🖥️ Titre : Projet réseau R4.B — Déploiement et sécurisation d'une infrastructure + Stage TyConciergerie


▶︎ Les apprentissages critiques

AC23.01 | Concevoir et développer des applications communicantes

AC23.02 | Utiliser des serveurs et des services réseaux virtualisés

AC23.03 | Sécuriser les services et données d'un système


▶︎ Analyse et réflexivité sur vos actions

💡 Quelles ont été vos démarches, prises de décisions, degré d'implication et d'autonomie ?

Le projet réseau a été l'une des expériences les plus concrètes de l'année sur ce que signifie vraiment "sécuriser" un système. Avant ce projet, la sécurité restait pour moi quelque chose d'assez abstrait. J'avais entendu parler de pare-feux, de VLANs, d'IDS, mais sans jamais vraiment les configurer ni les tester.

Ce qui a changé ma vision, c'est la phase d'audit. Quand on a utilisé Nmap depuis l'extérieur du réseau qu'on venait de construire, et qu'on a vu notre propre infrastructure depuis l'œil d'un attaquant, ça donne une perspective très différente. On a découvert une vulnérabilité qu'on avait nous-mêmes créée : le port SSH de la machine IDS était accessible depuis Internet. Ce n'était pas une erreur théorique dans un devoir — c'était un vrai problème dans un vrai réseau. Et avec Metasploit, on a poussé l'analyse encore plus loin, en identifiant un algorithme cryptographique faible supporté par notre propre serveur SSH.

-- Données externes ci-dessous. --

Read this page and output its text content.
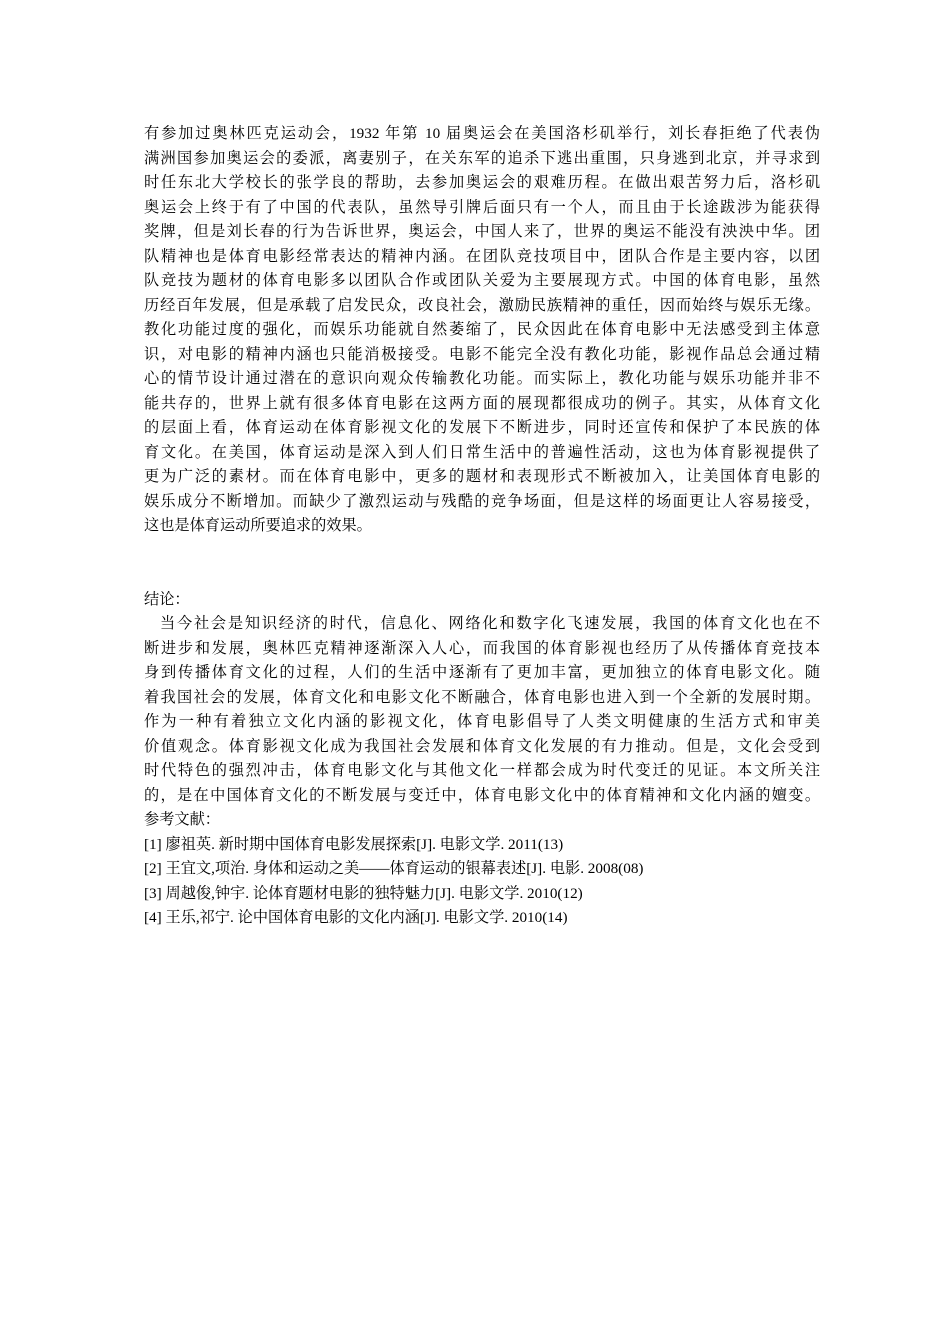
有参加过奥林匹克运动会，1932 年第 10 届奥运会在美国洛杉矶举行，刘长春拒绝了代表伪
满洲国参加奥运会的委派，离妻别子，在关东军的追杀下逃出重围，只身逃到北京，并寻求到
时任东北大学校长的张学良的帮助，去参加奥运会的艰难历程。在做出艰苦努力后，洛杉矶
奥运会上终于有了中国的代表队，虽然导引牌后面只有一个人，而且由于长途跋涉为能获得
奖牌，但是刘长春的行为告诉世界，奥运会，中国人来了，世界的奥运不能没有泱泱中华。团
队精神也是体育电影经常表达的精神内涵。在团队竞技项目中，团队合作是主要内容，以团
队竞技为题材的体育电影多以团队合作或团队关爱为主要展现方式。中国的体育电影，虽然
历经百年发展，但是承载了启发民众，改良社会，激励民族精神的重任，因而始终与娱乐无缘。
教化功能过度的强化，而娱乐功能就自然萎缩了，民众因此在体育电影中无法感受到主体意
识，对电影的精神内涵也只能消极接受。电影不能完全没有教化功能，影视作品总会通过精
心的情节设计通过潜在的意识向观众传输教化功能。而实际上，教化功能与娱乐功能并非不
能共存的，世界上就有很多体育电影在这两方面的展现都很成功的例子。其实，从体育文化
的层面上看，体育运动在体育影视文化的发展下不断进步，同时还宣传和保护了本民族的体
育文化。在美国，体育运动是深入到人们日常生活中的普遍性活动，这也为体育影视提供了
更为广泛的素材。而在体育电影中，更多的题材和表现形式不断被加入，让美国体育电影的
娱乐成分不断增加。而缺少了激烈运动与残酷的竞争场面，但是这样的场面更让人容易接受，
这也是体育运动所要追求的效果。
结论：
当今社会是知识经济的时代，信息化、网络化和数字化飞速发展，我国的体育文化也在不
断进步和发展，奥林匹克精神逐渐深入人心，而我国的体育影视也经历了从传播体育竞技本
身到传播体育文化的过程，人们的生活中逐渐有了更加丰富，更加独立的体育电影文化。随
着我国社会的发展，体育文化和电影文化不断融合，体育电影也进入到一个全新的发展时期。
作为一种有着独立文化内涵的影视文化，体育电影倡导了人类文明健康的生活方式和审美
价值观念。体育影视文化成为我国社会发展和体育文化发展的有力推动。但是，文化会受到
时代特色的强烈冲击，体育电影文化与其他文化一样都会成为时代变迁的见证。本文所关注
的，是在中国体育文化的不断发展与变迁中，体育电影文化中的体育精神和文化内涵的嬗变。
参考文献：
[1] 廖祖英. 新时期中国体育电影发展探索[J]. 电影文学. 2011(13)
[2] 王宜文,项治. 身体和运动之美——体育运动的银幕表述[J]. 电影. 2008(08)
[3] 周越俊,钟宇. 论体育题材电影的独特魅力[J]. 电影文学. 2010(12)
[4] 王乐,祁宁. 论中国体育电影的文化内涵[J]. 电影文学. 2010(14)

Ce projet m'a appris que la sécurité n'est pas un état qu'on atteint une fois pour toutes — c'est un processus d'amélioration continue. Construire l'infrastructure, l'auditer, trouver ses failles, les documenter et proposer des corrections : c'est ce cycle qui m'a vraiment formé.

Sur le stage, j'ai retrouvé cette logique dans la gestion de la sécurité de la base de données. Le mécanisme de Row Level Security de Supabase garantit que chaque utilisateur ne voit que les données correspondant à son rôle. Diagnostiquer des bugs "silencieux" — où un utilisateur ne pouvait rien lire sans qu'aucun message d'erreur n'apparaisse — m'a demandé de raisonner exactement comme lors de l'audit réseau : tester chaque couche méthodiquement pour trouver où ça bloque.


💡 Quelles ressources avez-vous choisies et combinées ?

Pour le projet réseau : documentation OpenWRT, Bind9, Suricata, et surtout les pages de man Linux. J'ai appris à lire une documentation technique dense et à en extraire l'essentiel, ce qui n'était pas forcément naturel pour moi au départ.

Pour le stage : la documentation Supabase sur les politiques RLS, et une méthode de diagnostic par simulation de rôle (me connecter à la base avec les identifiants de chaque profil d'utilisateur pour reproduire les bugs).


💡 En vous appuyant sur vos traces, justifiez la maîtrise des apprentissages visés

Le rapport technique du projet réseau documente l'ensemble de l'infrastructure déployée et des vulnérabilités identifiées, avec des recommandations correctives. Ce n'est pas un rapport "tout va bien" — on y assume ce qui ne fonctionnait pas parfaitement, ce qui me semble plus honnête et plus formateur.